Varieties of Calendula
There are several cultivars of Calendula officinalis. Some of the popular varieties are:
- Pink Surprise Calendula: This particular variety has ruffled gold and yellow flowers and sometimes with pink edges and dark apricot centers.
- Calendula Touch of Red: Calendula Touch of Red has flowers with a mixture of orange and red shades with red-tipped petals.
- Calendula Greenheart Orange: Calendula greenheart orange has flowers with orange petals surrounding the lime-green centers, the plant is a very unusual looking plant.
- Calendula Citrus Cocktail: The Calendula Citrus Cocktail is a compact, short plant with yellow and orange flowers, they actually works well in containers.
- Calendula Dwarf Gem: This particular variety is a compact variety with double-petal blooms of orange, yellow, and apricot, they also work well in containers.
- Calendula Indian Prince: Calendula Indian Prince is a tall variety and they are heat-tolerant with orange and yellow blooms.
- Calendula Golden Princess: This particular variety comes with bright yellow blooms with a contrasting black center.
How to Harvest Calendula
Most people actually find the peppery taste somewhat bitter, calendula flowers and leaves can be used as edible flowers in salads and other recipes, either dried or fresh. Also the petals can be used to create a very rich yellow dye.

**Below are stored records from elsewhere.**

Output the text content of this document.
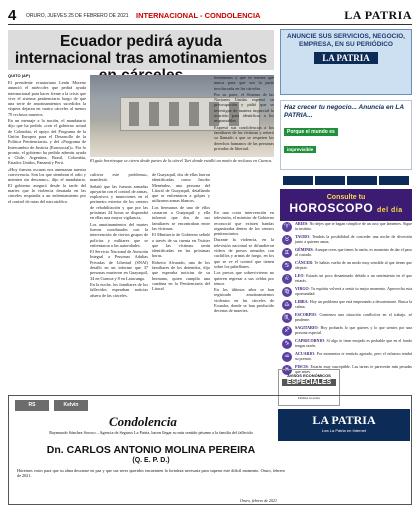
4	ORURO, JUEVES 25 DE FEBRERO DE 2021 INTERNACIONAL - CONDOLENCIA	LA PATRIA
Ecuador pedirá ayuda internacional tras amotinamientos
QUITO (AP)

El presidente ecuatoriano Lenín Moreno anunció el miércoles que pedirá ayuda internacional para hacer frente a la crisis que vive el sistema penitenciario luego de que una serie de amotinamientos sucedidos la víspera dejaran en cuatro cárceles al menos 79 reclusos muertos.

En un mensaje a la nación, el mandatario dijo que ha pedido «con el gobierno actual de Colombia, el apoyo del Programa de la Unión Europea para el Desarrollo de la Política Penitenciaria» y del «Programa de Intercambio de Justicia (Eurosocial)». Por lo pronto, el gobierno ha pedido además ayuda a Chile, Argentina, Brasil, Colombia, Estados Unidos, Panamá y Perú.

«Hoy fuerzas oscuras nos amenazan nuestra convivencia. Son los que siembran el odio y mienten sin descanso», dijo el mandatario. El gobierno aseguró desde la tarde del martes que la violencia desatada en las cárceles respondía a un enfrentamiento por el control de rutas del narcotráfico.

El guía borrinoque se cierra desde partes de la cárcel Turi donde estalló un motín de reclusos en Cuenca.

cultivar este problema», manifestó.

Señaló que las fuerzas armadas apoyarán con el control de armas, explosivos y municiones en el perímetro exterior de los centros de rehabilitación y que por las próximas 24 horas se dispondrá en ellas una mayor vigilancia.

Los amotinamientos del martes fueron coordinados con la intervención de ciertos grupos de policías y militares que se enfrentaron a las autoridades.

El Servicio Nacional de Atención Integral a Personas Adultas Privadas de Libertad (SNAI) detalló en un informe que 37 personas murieron en Guayaquil, 34 en Cuenca y 8 en Latacunga.

En la noche, los familiares de los fallecidos esperaban noticias afuera de las cárceles.

de Guayaquil, dos de ellas fueron identificadas como Jacobo Menéndez, una persona del Litoral de Guayaquil, detallando que se enfrentaron a golpes y utilizaron armas blancas.

Los hermanos de uno de ellos cruzaron a Guayaquil y ella informó que dos de sus familiares se encontraban entre las víctimas.

El Ministerio de Gobierno señaló a través de su cuenta en Twitter que las víctimas serán identificadas en las próximas horas.

Roberto Alvarado, uno de los familiares de los detenidos, dijo que esperaba noticias de su hermano, quien cumplía una condena en la Penitenciaría del Litoral.

fenómenos y que es menos que nunca para que sea la parte involucrada en las cárceles.

Por su parte, el Sistema de las Naciones Unidas expresó su preocupación y pidió que se investigue de manera imparcial lo ocurrido para identificar a los responsables.

Expresó sus condolencias a los familiares de las víctimas y reiteró su llamado a que se respeten los derechos humanos de las personas privadas de libertad.

En una corta intervención en televisión, el ministro de Gobierno reconoció que existen bandas organizadas dentro de los centros penitenciarios.

Durante la violencia, en la televisión nacional se difundieron videos de presos armados con cuchillos y armas de fuego, en los que se ve el control que tienen sobre los pabellones.

Los presos que sobrevivieron no quieren regresar a sus celdas por temor.

En los últimos años se han registrado amotinamientos violentos en las cárceles de Ecuador, donde se han producido decenas de muertes.

ANUNCIE SUS SERVICIOS, NEGOCIO, EMPRESA, EN SU PERIÓDICO
LA PATRIA
Haz crecer tu negocio... Anuncia en LA PATRIA...
Porque el mundo es
imprevisible
Consulte tu
HOROSCOPO del día
♈	ARIES: No dejes que te hagan cómplice de un acto que lamentes. Sigue tu instinto.

♉	TAURO: Tendrás la posibilidad de conceder una noche de diversión junto a quienes amas.

♊	GÉMINIS: Aunque creas que tienes la razón, es momento de dar el paso al costado.

♋	CÁNCER: Te habías vuelto de un modo muy sensible al que tienes que alejarte.

♌	LEO: Estarás un poco desanimado debido a un sentimiento en el que estarás.

♍	VIRGO: Tu espíritu volverá a sentir tu mejor momento. Aprovecha esta oportunidad.

♎	LIBRA: Hoy un problema que está empezando a desorientarte. Busca la calma.

♏	ESCORPIO: Comienza una situación conflictiva en el trabajo, sé prudente.

♐	SAGITARIO: Hoy probarás lo que quieres y lo que sientes por una persona especial.

♑	CAPRICORNIO: Si algo te tiene enojado es probable que en el fondo tengas razón.

♒	ACUARIO: Por momentos te sentirás agotado, pero el esfuerzo tendrá su premio.

♓	PISCIS: Estarás muy susceptible. Las tareas te parecerán más pesadas que antes.

AVISOS ECONÓMICOS
ESPECIALES
Dedica tu aviso
RS	Kelvin
Condolencia
Raymundo Sánchez Soruco – Agencia de Seguros La Patria, hacen llegar su más sentido pésame a la familia del fallecido
Dn. CARLOS ANTONIO MOLINA PEREIRA
(Q. E. P. D.)
Hacemos votos para que su alma descanse en paz y que sus seres queridos encuentren la fortaleza necesaria para superar este difícil momento. Oruro, febrero de 2021.
Oruro, febrero de 2021
LA PATRIA
Lea La Patria en Internet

You can easily collect the calendula flowers in the late morning after the dew has dried. You should pick the flowers when they are fully open. To dry the calendula flowers, spread out the cut flower heads on a screen in a very dry, shady spot. You have to turn them occasionally until they are papery dry and then store them in canning jars until you are ready to use them.
Pest and disease control
This plant actually has no serious insect or disease problems. The Calendula plant can sometimes be susceptible to powdery mildew, which you can easily remedy by providing good air circulation.
Most times slugs and snails feed on the Calendula plants, most especially when the plants are young. Make sure you keep the ground clear of debris to minimize slug and snail damage. Whiteflies and aphids can sometimes be a problem. To control whiteflies and aphids you can easily spray them with water or treat them with insecticidal soap.